BuzzFeed is already jumping the gun trying to answer its upcoming quiz: Will AI Take Your Job Next?
The Wall Street Journal originally reported Thursday based on an internal memo that BuzzFeed, the site known for unleashing the idea of “listicles” into common online parlance, is now planning to use AI to generate its notorious digital quizzes.
BuzzFeed provided Gizmodo with a memo company CEO Jonah Peretti recently sent to employees. The CEO wrote that he wants an AI system to take a major role in both the company’s editorial and business departments, but that it was already planning to use an AI model for its BuzzFeed quizzes. Peretti said the AI could write questions based on a quiz topic and then create a unique write-up for every user.
One example of a quiz Peretti used in his memo was titled “This Quiz Will Write a RomCom About You In Less Than 30 Seconds.” The image included AI-generated questions such as “pick a trope for your romcom” or “tell us an endearing flaw you have.”
“We see the breakthroughs in AI opening up a new era of creativity that will allow humans to harness creativity in new ways with endless opportunities and applications for good,” Peretti wrote in his memo. “AI can benefit both content creators and audiences, inspiring new ideas and inviting audience members to co-create personalised content.”
A spokesperson for BuzzFeed told us that their AI-generated content will go live in early February, though they didn’t say how much of this AI-generated content will replace existing human-made quizzes. A company spokesperson told WSJ that BuzzFeed will still focus on human-generated content for its journalism side of things.
But the move to AI has an economic incentive behind it too. Peretti also mentioned having to scrounge and scrape for “every penny of revenue” and run his company “like a lean, scrappy startup.” BuzzFeed went public in 2021 through a special purpose acquisition company after acquiring HuffPost and entertainment outlet Complex. Like many media companies, BuzzFeed laid off 12% of its workforce late last year amid talk of a worsening economic outlook.
In addition, the CEO was also bullish on using third-party creators or influencers to build brands on BuzzFeed and its other properties. This seems close to the relationship content creators have on social media sites like YouTube or TikTok, though Peretti did not share any details of how this relationship would work. This move to AI comes just a few years after BuzzFeed made a big deal about paying for fan-created quizzes and lists.
In this supposed ecosystem, humans would create the framework for the quiz and perhaps edit some of the AI’s responses, but the computer system would handle everything else, according to the Wall Street Journal. It’s unclear based on the memo which company was responsible for its new AI system. Still, the proposal is likely inspired by ChatGPT. And BuzzFeed isn’t the only company eyeing the potential of AI. On Monday, Microsoft entered into an expanded multi-billion dollar partnership with OpenAI, the makers of DALL-E 2 and ChatGPT.
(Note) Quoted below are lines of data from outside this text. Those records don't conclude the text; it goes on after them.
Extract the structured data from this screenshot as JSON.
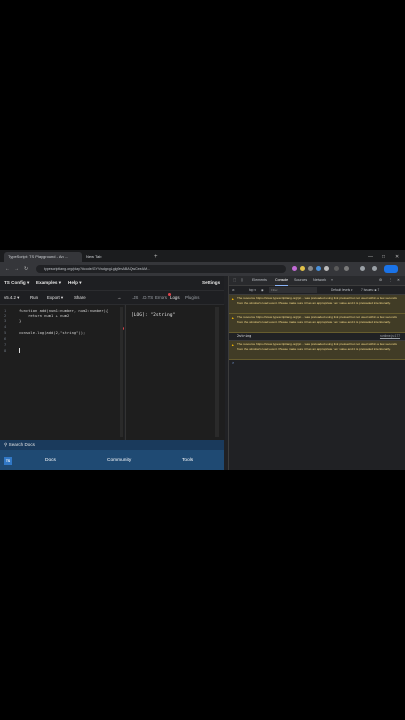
{
  "browser": {
    "tabs": [
      {
        "label": "TypeScript: TS Playground - An ..."
      },
      {
        "label": "New Tab"
      }
    ],
    "url": "typescriptlang.org/play?#code/GYVwdgxgLglg9mABAQwCeeAM...",
    "window_controls": [
      "—",
      "□",
      "✕"
    ]
  },
  "playground": {
    "menu": [
      {
        "label": "TS Config ▾"
      },
      {
        "label": "Examples ▾"
      },
      {
        "label": "Help ▾"
      },
      {
        "label": "Settings"
      }
    ],
    "toolbar": {
      "version": "v5.4.2 ▾",
      "run": "Run",
      "export": "Export ▾",
      "share": "Share",
      "arrow": "→"
    },
    "output_tabs": [
      {
        "label": ".JS"
      },
      {
        "label": ".D.TS"
      },
      {
        "label": "Errors"
      },
      {
        "label": "Logs"
      },
      {
        "label": "Plugins"
      }
    ],
    "code_lines": [
      {
        "n": "1",
        "text": "function add(num1:number, num2:number){"
      },
      {
        "n": "2",
        "text": "    return num1 + num2"
      },
      {
        "n": "3",
        "text": "}"
      },
      {
        "n": "4",
        "text": ""
      },
      {
        "n": "5",
        "text": "console.log(add(2,\"string\"));"
      },
      {
        "n": "6",
        "text": ""
      },
      {
        "n": "7",
        "text": ""
      },
      {
        "n": "8",
        "text": ""
      }
    ],
    "log_output": "[LOG]: \"2string\"",
    "search_docs": "Search Docs",
    "bottom_nav": [
      {
        "label": "Docs"
      },
      {
        "label": "Community"
      },
      {
        "label": "Tools"
      }
    ],
    "logo": "TS"
  },
  "devtools": {
    "tabs": [
      {
        "label": "Elements"
      },
      {
        "label": "Console"
      },
      {
        "label": "Sources"
      },
      {
        "label": "Network"
      },
      {
        "label": "»"
      }
    ],
    "filter": {
      "context": "top ▾",
      "placeholder": "Filter",
      "levels": "Default levels ▾",
      "issues": "7 Issues: ■ 7"
    },
    "messages": [
      {
        "type": "warning",
        "text": "The resource https://www.typescriptlang.org/js/... was preloaded using link preload but not used within a few seconds from the window's load event. Please make sure it has an appropriate `as` value and it is preloaded intentionally."
      },
      {
        "type": "warning",
        "text": "The resource https://www.typescriptlang.org/js/... was preloaded using link preload but not used within a few seconds from the window's load event. Please make sure it has an appropriate `as` value and it is preloaded intentionally."
      },
      {
        "type": "log",
        "text": "2string",
        "source": "runtime.js:177"
      },
      {
        "type": "warning",
        "text": "The resource https://www.typescriptlang.org/js/... was preloaded using link preload but not used within a few seconds from the window's load event. Please make sure it has an appropriate `as` value and it is preloaded intentionally."
      }
    ],
    "prompt": ">"
  },
  "colors": {
    "accent": "#3178c6",
    "docs_bar": "#1f4a73",
    "warning_bg": "#413c26",
    "error_marker": "#e0444c"
  }
}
The news comes on the heels of another Journal report citing anonymous sources that Meta is paying Buzzfeed close to $US10 ($14) million to create content on Facebook and Instagram. The company is also reportedly being tasked with training content creators to make more viral content.
Other sites are already experimenting with AI-generated content. CNET has been under fire this month for quietly publishing explainer articles written by AI for months. CNET and its parent company Red Ventures have put their AI-written articles on hold after investigations detailed how even after they were supposedly edited by real-life humans, some of the articles contained major factual errors. Even after the blowback, CNET is still planning to put out more AI-generated journalistic content.
As much as Peretti is extolling how AI will “allow humans to harness creativity,” there’s an honest fear that AI could be coming for the jobs of creatives, from artists to writers. Low-paid freelance quiz writers may be first on the chopping block, but cost-cutting companies could easily see opportunities to replace humans writing longer content.